Les matières premières des pigments de synthèse de jadis sont souvent très simples : de l'urine, du vinaigre ou du marc de raisin mis au contact de feuilles de cuivre, permettent d'obtenir du "vert de gris".
[Acétate basique de cuivre ou acétate neutre et non le carbonate hydraté de cuivre qui se dépose naturellement sur ce métal en milieu humide (voir fin de chapitre de la page consacrée à la Malachite)].
De nombreuses variantes existent. Par conséquent, suivant les adjuvants utilisés, il est possible d'obtenir des verts très différents dont certains tirent vers le bleu.
• Vert de Rouen : feuilles de cuivre enduites de savon puis exposées aux vapeurs de vinaigre.
• Vert salé : vinaigre ou urine, les feuilles de cuivre sont recouvertes de miel et de sel.
• Verdet : dissolution à chaud de vert de gris dans du vinaigre. Puis concentration du résidu sur un support.
• Vert de gris : feuilles de cuivre, vapeurs de vinaigre.
• Vert distillé : vert de gris broyé dans du vinaigre chaud, battu.
• Vert-bleu : Vert de gris, tartre, vinaigre…
• Résinates de cuivre : vert de gris chauffé avec des résines.
Nuancier des principaux "verts de gris".
Les "verts de gris"
Le terme vert de gris apparaît au XIVᵉ siècle, dérivant probablement du nom "vert de Grèce"(empire byzantin).
Il est en théorie un acétate basique de cuivre Cu (OOC.CH3) Cu (OH)25H2O.

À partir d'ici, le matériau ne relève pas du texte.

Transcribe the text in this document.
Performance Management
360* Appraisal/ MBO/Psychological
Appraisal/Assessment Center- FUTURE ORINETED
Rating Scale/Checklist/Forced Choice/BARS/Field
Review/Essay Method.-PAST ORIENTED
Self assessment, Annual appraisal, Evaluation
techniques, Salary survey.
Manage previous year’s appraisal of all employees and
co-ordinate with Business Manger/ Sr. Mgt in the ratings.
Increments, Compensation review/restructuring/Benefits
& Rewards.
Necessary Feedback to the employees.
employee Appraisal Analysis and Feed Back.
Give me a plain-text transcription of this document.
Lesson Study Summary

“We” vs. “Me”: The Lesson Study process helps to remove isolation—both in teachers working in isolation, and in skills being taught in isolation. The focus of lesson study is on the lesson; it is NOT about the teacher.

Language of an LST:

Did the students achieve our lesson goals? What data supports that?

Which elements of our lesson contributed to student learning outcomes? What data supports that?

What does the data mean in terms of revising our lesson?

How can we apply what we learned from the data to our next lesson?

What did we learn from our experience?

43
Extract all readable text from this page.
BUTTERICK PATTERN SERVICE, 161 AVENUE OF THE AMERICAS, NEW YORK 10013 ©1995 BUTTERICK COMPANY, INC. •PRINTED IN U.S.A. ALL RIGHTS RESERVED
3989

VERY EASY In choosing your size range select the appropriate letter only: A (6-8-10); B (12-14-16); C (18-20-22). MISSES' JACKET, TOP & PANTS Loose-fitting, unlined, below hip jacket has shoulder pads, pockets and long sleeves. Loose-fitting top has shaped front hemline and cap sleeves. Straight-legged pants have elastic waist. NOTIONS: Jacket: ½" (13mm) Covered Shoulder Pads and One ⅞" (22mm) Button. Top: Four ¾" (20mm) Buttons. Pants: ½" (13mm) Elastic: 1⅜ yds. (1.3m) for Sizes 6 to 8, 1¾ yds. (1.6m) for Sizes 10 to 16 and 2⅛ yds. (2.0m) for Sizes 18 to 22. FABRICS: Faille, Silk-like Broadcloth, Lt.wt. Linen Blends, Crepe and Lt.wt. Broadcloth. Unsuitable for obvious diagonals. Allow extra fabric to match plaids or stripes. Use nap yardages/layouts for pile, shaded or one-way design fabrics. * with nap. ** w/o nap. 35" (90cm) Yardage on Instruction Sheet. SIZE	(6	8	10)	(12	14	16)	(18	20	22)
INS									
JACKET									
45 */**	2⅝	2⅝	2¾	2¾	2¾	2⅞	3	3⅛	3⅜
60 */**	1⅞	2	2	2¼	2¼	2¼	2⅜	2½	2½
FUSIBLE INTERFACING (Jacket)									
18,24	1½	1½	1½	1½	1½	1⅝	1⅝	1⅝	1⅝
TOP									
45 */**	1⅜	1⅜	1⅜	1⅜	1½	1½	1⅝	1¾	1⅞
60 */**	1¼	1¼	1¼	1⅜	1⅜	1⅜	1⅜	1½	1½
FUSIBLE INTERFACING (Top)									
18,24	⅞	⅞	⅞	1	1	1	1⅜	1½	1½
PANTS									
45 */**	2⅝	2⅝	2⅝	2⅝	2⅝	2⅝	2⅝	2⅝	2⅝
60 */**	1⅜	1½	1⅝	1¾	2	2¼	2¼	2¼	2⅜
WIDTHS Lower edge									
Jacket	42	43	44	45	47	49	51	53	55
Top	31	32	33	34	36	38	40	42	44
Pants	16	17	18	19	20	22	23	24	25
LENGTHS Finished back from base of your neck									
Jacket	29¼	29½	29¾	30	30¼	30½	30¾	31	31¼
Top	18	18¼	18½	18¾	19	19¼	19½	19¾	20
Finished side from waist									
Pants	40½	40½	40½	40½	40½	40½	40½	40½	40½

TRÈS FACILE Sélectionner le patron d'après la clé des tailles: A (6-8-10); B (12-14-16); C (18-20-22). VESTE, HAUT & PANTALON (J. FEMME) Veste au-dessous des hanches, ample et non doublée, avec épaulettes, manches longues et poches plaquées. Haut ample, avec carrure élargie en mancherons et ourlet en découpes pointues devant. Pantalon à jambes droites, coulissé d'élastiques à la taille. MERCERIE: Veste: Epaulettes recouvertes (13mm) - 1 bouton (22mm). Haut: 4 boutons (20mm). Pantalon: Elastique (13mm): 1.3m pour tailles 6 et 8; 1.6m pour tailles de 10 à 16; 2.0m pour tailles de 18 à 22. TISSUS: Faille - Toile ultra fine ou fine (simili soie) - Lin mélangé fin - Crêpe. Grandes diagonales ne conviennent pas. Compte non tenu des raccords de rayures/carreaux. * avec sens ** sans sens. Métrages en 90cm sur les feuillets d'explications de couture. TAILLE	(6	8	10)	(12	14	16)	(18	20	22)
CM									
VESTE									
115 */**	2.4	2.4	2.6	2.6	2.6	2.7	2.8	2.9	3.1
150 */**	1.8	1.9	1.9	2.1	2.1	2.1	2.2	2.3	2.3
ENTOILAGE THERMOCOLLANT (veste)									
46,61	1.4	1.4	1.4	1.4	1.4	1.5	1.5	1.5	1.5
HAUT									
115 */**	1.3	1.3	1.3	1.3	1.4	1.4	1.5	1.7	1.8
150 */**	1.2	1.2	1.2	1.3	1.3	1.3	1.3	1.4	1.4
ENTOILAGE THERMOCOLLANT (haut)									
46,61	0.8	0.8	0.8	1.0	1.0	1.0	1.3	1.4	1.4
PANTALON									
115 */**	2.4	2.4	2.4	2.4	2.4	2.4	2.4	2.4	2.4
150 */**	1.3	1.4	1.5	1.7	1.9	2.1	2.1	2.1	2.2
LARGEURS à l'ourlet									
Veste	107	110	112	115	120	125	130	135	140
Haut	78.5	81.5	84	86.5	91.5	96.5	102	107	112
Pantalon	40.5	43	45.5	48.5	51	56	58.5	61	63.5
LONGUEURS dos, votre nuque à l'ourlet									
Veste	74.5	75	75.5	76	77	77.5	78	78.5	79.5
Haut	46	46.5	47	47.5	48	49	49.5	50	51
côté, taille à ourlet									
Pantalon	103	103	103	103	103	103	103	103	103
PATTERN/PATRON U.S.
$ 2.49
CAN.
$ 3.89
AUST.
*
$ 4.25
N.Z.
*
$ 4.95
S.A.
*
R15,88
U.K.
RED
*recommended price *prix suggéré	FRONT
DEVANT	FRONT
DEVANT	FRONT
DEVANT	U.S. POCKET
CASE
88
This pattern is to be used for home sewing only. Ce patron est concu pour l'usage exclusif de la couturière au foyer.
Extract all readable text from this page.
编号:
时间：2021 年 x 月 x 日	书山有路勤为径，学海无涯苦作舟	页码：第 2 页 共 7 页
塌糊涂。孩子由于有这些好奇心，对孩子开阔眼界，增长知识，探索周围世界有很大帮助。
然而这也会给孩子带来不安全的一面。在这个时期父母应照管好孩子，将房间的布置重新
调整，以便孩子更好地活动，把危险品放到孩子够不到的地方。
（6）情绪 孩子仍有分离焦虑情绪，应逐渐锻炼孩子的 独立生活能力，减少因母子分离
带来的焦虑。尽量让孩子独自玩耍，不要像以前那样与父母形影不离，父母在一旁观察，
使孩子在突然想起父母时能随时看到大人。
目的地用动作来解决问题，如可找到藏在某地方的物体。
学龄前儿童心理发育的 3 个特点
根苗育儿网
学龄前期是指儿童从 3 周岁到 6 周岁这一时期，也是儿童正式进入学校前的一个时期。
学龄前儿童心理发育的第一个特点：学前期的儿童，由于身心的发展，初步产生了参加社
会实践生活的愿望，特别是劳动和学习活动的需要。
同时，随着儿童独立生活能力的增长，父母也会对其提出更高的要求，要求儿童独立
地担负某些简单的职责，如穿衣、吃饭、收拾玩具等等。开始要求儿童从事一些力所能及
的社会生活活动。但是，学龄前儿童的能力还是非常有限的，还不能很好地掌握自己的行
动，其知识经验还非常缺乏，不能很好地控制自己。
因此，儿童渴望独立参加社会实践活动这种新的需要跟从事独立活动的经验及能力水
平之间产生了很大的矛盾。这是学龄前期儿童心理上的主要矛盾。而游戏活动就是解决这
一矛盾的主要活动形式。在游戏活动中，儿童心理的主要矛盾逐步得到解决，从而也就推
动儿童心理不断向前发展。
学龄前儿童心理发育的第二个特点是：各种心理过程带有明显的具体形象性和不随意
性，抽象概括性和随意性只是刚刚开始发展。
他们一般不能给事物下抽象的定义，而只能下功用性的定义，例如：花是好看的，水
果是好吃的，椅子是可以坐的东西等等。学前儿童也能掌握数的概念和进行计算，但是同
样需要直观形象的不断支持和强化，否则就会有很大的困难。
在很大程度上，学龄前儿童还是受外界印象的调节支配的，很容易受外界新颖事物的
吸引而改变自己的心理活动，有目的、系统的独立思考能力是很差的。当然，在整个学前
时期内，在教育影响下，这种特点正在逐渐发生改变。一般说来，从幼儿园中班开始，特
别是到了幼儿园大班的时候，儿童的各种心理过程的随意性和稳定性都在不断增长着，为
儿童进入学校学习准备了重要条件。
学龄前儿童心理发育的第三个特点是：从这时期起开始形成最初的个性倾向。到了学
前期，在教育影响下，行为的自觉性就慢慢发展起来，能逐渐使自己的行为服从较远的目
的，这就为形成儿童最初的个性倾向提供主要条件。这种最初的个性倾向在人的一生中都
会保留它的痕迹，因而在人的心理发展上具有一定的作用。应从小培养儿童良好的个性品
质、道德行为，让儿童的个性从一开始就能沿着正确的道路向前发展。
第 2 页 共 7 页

Pourtant, les analyses faites en fonction des méthodes de fabrications permettent d’identifier principalement 2 produits différents :
- Cu(Ac)2.3Cu(OhH)2.2H2O
- 2Cu(Ac)2.Cu(OH)2.5H2O…
Acétate de cuivre brut
C’est un pigment agressif qui détruit réellement parchemin et papier.
Le procédé médiéval d'amélioration de la couleur par l'acide acétique du vinaigre se révèle aujourd'hui très agressif pour les supports. En effet, le vert de gris naturel est neutre ou basique. II ne se comporte pas comme celui obtenu par adjonction d’acide. Ceux-ci augmentent la puissance de diffusion et pénètrent parchemins et papiers jusqu'à la page suivante.
Il est d'ailleurs fréquent d'observer de telles altérations sur les manuscrits anciens. Là où furent posés de tels pigments, le travail du peintre disparait, la couleur s'estompe et le parchemin reste marqué.
Traces sombres et trous se répercutent parfois de feuillet en feuillet.
Toutefois, le "vert de gris" neutre, bien que corrosif, n’a pas la même diffusion dans le support que le vert de gris acide. Ce dernier peut pénétrer et corrompre jusqu’à la page suivante… voire plus !
Si les verts de gris sont « transportés » par un solvant acide (par exemple, le vinaigre ou le vin préconisé comme liants dans certains manuscrits techniques), tous les pigments chemineront à la même vitesse, cela leur donnera une puissance d’agression pouvant aller jusqu’à la destruction du support.
Diffusion du vert de gris au recto d'un parchemin.
Ce pigment est connu depuis l'Antiquité, les grands auteurs romains le citent et en proposent plusieurs recettes. (Pline n’en partage pas moins de huit).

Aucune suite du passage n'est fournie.